A Gender Rights Activist working with the tribal and marginalized communities in india, Srilekha is a PhD scholar working on understanding body and sexuality among tribal girls, to fill the gaps in research around indigenous women and their stories. Srilekha has worked extensively at the grassroots level with community based organisations, through several advocacy initiatives around Gender, Mental Health, Menstrual Hygiene and Sexual and Reproductive Health Rights (SRHR) for the indigenous in Jharkhand, over the last 6 years.

Srilekha has also contributed to sustainable livelihood projects and legal aid programs for survivors of sex trafficking. She has been conducting research based programs on maternal health, mental health, gender based violence, sex and sexuality. Her interest lies in conducting workshops for young people on life skills, feminism, gender and sexuality, trauma, resilience and interpersonal relationships.

A Guwahati-based college student pursuing her Masters in Tata Institute of Social Sciences, Bidisha started the #BleedwithDignity campaign on the technology platform Change.org, demanding that the Government of Assam install
biodegradable sanitary pad vending machines in all government schools across the state. Her petition on Change.org has already gathered support from over 90000 people and continues to grow.
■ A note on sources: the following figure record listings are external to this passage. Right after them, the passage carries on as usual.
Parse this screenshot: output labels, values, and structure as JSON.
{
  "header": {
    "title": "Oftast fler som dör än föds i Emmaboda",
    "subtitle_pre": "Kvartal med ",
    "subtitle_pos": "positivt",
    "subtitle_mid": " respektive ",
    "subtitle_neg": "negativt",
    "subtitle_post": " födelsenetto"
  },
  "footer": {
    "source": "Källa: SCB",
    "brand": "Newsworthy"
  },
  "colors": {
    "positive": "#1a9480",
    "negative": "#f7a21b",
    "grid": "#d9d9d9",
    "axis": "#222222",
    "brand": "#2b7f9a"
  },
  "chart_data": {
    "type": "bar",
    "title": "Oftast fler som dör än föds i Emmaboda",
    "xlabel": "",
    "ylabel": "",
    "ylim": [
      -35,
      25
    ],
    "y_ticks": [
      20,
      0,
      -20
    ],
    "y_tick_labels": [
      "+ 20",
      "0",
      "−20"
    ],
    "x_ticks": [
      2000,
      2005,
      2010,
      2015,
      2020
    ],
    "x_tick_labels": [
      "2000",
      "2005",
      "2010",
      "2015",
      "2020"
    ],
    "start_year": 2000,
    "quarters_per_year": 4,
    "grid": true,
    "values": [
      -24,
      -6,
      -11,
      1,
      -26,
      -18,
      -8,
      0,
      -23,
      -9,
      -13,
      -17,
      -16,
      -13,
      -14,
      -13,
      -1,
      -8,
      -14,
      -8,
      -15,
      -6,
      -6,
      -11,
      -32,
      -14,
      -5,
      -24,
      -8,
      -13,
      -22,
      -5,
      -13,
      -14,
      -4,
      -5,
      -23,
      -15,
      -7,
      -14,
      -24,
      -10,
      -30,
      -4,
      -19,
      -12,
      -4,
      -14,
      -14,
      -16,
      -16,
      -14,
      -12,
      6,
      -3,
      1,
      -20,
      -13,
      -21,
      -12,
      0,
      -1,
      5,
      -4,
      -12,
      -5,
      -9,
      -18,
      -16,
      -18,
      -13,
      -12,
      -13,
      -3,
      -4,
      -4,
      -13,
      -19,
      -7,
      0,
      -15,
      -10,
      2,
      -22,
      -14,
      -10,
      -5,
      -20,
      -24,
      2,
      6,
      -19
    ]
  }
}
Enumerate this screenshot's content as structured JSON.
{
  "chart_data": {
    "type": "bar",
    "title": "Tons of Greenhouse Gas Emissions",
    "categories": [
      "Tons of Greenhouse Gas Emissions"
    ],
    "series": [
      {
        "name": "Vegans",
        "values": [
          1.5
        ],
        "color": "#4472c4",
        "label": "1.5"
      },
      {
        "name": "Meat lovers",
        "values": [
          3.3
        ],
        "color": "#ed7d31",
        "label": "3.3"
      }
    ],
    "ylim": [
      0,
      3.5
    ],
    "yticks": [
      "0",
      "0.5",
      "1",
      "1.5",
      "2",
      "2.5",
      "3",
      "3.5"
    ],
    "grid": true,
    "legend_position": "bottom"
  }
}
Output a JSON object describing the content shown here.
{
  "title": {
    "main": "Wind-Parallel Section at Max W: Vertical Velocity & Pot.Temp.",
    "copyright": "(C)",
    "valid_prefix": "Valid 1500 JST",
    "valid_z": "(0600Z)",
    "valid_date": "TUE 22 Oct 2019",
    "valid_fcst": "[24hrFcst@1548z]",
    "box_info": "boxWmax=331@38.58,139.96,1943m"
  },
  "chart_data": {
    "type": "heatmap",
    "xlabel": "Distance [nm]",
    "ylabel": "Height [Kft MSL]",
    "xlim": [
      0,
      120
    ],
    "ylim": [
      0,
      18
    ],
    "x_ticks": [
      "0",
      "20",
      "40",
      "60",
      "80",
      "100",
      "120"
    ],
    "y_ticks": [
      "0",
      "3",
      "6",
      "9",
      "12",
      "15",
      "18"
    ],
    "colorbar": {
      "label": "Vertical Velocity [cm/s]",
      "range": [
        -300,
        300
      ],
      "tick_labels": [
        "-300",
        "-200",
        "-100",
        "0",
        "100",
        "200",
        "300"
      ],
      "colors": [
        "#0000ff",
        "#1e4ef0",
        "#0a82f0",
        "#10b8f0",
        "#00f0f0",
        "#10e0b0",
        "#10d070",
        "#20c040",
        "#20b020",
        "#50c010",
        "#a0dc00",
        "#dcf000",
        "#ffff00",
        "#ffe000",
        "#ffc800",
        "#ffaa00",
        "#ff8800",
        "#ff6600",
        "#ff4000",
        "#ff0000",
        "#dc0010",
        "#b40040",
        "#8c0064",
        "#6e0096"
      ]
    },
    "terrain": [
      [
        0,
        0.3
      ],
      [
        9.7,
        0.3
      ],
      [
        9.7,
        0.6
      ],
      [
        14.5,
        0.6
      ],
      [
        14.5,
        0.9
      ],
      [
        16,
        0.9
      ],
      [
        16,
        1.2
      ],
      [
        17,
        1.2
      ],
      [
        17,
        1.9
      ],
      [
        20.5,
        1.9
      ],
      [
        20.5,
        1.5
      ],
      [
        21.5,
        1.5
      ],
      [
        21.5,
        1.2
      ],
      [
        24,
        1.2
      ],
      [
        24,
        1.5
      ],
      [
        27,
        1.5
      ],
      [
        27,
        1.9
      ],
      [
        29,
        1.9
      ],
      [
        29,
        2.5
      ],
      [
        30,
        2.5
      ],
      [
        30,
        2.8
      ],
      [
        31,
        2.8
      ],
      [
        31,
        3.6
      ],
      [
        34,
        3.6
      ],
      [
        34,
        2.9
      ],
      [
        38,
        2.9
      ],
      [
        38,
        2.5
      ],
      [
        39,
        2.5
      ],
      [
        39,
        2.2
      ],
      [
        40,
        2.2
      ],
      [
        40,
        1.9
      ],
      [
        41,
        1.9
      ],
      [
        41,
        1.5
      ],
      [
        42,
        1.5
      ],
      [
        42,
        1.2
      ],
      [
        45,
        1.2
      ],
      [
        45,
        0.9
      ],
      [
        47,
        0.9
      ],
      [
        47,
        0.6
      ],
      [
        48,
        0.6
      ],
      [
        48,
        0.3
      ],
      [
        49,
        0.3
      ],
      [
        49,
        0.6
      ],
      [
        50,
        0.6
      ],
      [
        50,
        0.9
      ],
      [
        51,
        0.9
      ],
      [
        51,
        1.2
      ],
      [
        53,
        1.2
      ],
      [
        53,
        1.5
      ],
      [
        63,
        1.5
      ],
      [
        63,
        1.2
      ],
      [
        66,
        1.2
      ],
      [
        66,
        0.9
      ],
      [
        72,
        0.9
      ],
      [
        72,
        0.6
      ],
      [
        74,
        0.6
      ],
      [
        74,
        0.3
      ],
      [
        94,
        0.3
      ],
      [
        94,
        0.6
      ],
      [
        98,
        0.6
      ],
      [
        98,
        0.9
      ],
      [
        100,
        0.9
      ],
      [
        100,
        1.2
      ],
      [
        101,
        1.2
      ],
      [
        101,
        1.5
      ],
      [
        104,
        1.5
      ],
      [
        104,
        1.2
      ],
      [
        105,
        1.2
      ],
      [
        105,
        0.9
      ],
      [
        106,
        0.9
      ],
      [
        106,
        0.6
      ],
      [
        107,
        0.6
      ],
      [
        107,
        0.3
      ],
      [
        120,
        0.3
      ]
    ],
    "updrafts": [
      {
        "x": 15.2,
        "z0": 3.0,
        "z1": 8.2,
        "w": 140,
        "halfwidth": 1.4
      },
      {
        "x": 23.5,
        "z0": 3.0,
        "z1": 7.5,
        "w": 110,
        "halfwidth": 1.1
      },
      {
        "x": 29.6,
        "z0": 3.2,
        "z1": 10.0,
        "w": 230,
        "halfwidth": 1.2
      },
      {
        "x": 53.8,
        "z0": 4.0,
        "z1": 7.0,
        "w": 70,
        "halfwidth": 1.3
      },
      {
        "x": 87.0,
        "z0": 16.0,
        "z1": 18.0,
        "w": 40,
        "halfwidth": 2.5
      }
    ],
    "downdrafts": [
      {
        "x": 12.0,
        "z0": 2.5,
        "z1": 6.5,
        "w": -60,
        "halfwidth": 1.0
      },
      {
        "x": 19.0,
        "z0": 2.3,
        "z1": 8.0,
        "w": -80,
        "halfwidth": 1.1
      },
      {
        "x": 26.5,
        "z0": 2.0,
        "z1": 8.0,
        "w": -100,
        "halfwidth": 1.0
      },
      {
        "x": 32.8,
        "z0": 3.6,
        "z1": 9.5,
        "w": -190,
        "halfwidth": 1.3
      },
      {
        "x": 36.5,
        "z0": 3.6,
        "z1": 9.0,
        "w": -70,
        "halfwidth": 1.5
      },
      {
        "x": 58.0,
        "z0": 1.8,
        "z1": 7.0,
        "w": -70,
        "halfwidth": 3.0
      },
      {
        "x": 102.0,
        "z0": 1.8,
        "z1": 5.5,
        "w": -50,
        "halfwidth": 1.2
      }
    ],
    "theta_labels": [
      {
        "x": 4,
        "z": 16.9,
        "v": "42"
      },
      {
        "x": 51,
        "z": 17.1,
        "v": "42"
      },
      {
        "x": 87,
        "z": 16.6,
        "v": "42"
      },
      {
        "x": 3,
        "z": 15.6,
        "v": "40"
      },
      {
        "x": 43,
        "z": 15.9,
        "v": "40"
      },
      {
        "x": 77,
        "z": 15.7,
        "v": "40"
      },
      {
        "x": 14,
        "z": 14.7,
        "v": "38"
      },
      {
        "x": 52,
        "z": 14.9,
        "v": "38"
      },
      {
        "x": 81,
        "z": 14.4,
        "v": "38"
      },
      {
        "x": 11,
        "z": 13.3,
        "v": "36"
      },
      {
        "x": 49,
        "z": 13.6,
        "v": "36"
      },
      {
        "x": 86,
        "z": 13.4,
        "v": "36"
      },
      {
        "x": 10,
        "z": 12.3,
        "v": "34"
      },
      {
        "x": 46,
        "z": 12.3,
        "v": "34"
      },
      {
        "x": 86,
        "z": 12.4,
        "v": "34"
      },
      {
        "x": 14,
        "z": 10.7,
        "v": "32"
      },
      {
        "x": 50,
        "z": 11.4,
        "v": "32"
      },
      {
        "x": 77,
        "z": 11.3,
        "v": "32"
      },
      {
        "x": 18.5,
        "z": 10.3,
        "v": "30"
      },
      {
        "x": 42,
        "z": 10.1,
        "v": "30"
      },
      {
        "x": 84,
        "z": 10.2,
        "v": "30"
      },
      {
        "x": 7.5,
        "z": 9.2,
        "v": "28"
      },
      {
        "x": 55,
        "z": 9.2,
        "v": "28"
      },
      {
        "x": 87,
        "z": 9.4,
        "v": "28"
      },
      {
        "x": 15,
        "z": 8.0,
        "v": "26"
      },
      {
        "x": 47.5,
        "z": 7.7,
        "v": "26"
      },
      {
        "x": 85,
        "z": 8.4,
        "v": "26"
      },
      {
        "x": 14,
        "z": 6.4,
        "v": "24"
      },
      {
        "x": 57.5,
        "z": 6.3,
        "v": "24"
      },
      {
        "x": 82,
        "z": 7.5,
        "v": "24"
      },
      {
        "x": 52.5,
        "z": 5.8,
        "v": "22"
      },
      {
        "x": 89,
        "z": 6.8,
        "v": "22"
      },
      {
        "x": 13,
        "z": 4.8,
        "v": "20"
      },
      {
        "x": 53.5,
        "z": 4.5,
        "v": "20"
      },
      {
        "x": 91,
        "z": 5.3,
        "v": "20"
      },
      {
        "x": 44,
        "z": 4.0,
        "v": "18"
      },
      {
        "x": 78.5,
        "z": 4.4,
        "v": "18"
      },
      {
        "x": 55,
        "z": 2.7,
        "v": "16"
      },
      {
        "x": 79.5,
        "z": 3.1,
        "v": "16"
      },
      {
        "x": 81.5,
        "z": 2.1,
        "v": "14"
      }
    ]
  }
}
Bidisha was selected in Change.org’s flagship program ‘She Creates Change’ having run successful online advocacy
campaigns, which were widely recognised. Through the #BleedwithDignity campaign; she organised and celebrated World Menstrual Hygiene Day, 2019 in Guwahati, Assam by hosting a wall mural by collaborating with local organisations. The initiative was widely covered by national and local media, and the mural was later inaugurated by the event’s chief guest Commissioner of Guwahati Municipal Corporation (GMC) Debeswar Malakar, IAS.